The most important statistic to me in the release of the fourth quarter financials of JPMorgan, Chase and Company (NYSE:JPM) is the reported return on equity of 10 percent. This figure was down from 11 percent in the same quarter of 2012.
More interesting to me was the statement by the bank that "the return on tangible common equity would have been 15 percent without legal costs and exceptional items."
I find this to be a remarkable performance given that, according to statistics provided by Morningstar indicates that JPMorgan has only been in the 10- to 11- percent return on equity range in 2011 and 2012, but has to then go back to 2007 to get any better results.
JPMorgan Chase is still seemingly a very healthy bank even given all the regulatory and legal problems and "whale" problems that have existed over the past few years.
And, the most important thing about what is going on with respect to these regulatory and legal "things" is that performance seems to be relatively high and the "bad" stuff is getting resolved.

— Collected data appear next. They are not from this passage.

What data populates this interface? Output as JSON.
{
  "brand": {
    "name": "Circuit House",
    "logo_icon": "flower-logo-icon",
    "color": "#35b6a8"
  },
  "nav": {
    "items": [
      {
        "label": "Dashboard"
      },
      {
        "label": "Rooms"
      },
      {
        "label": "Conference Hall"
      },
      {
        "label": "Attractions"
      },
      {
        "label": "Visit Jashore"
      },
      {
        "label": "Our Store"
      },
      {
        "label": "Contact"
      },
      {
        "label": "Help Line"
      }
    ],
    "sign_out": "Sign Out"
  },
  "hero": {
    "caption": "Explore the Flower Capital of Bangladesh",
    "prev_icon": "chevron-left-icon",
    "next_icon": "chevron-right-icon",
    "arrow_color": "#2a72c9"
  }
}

I believe that JPMorgan is a good bank and that Jamie Dimon is a top-flight leader. The performance of the company through the recession years confirms the fact that the JPMorgan "culture" is, by-and-large, an effective organizational culture.
The regulatory and legal problems that the company has been dealing with are not inconsistent with the problems other "too large to fail" banks have been facing and are a result, I believe, of the frothy credit environment that existed in the 20001.
My belief is that Jamie Dimon is getting hold of these problem areas and will create an environment that, through the rest of his tenure at the bank, will not get out of control again.
Over the past twenty years I have known a lot of very good executives that have been impacted by this environment. And, in very, very large organizations it is extremely difficult to control the emotional actions of all people.
I think that the performance of JPMorgan is showing that the fundamental culture of the company is sound. Otherwise, it would not be performing the way it has given all the charges and changes that are taking place in the organization.
And, the economic environment is not that good.
The bank reported that the corporate and investment banking saw net income fall 57 percent to $858 million. But, this number was affected by a $1.5 billion charge, a "funding valuation adjustment" that resulted from the change in how banks within the industry value their derivatives.
Equity underwriting revenues were up 65 percent as the market for IPOs was strong.
The fundamental "banking" business reflected the state of the markets in the fourth quarter. Commercial loans rose by about 7 percent, year-over-year, about in line with other large banks as well as with the industry.
The consumer bank experienced a rise in net income of 19 percent whereas the residential mortgage area dropped as a result of the higher interest rates of the last half of the year. Home loan originations feel by 54 percent.
In terms of expenses, JPMorgan is continuing to cut staff and by the end of 2014 may have the smallest number of employees of any bank of similar size.
I conclude by arguing that JPMorgan Chase is probably as strong as any of the biggest banks in the country and stands to benefit greatly from getting the regulatory and legal battles behind it. I do believe that within the next two years, JPMorgan Chase will be back earning at least a 15 percent return on shareholder's equity. Jamie Dimon will continue to lead the organization into its electronic future and, for the moment, I can't think of anyone I would rather have running my "large" bank than Jamie Dimon.
Disclosure: I have no positions in any stocks mentioned, and no plans to initiate any positions within the next 72 hours. I wrote this article myself, and it expresses my own opinions. I am not receiving compensation for it (other than from Seeking Alpha). I have no business relationship with any company whose stock is mentioned in this article.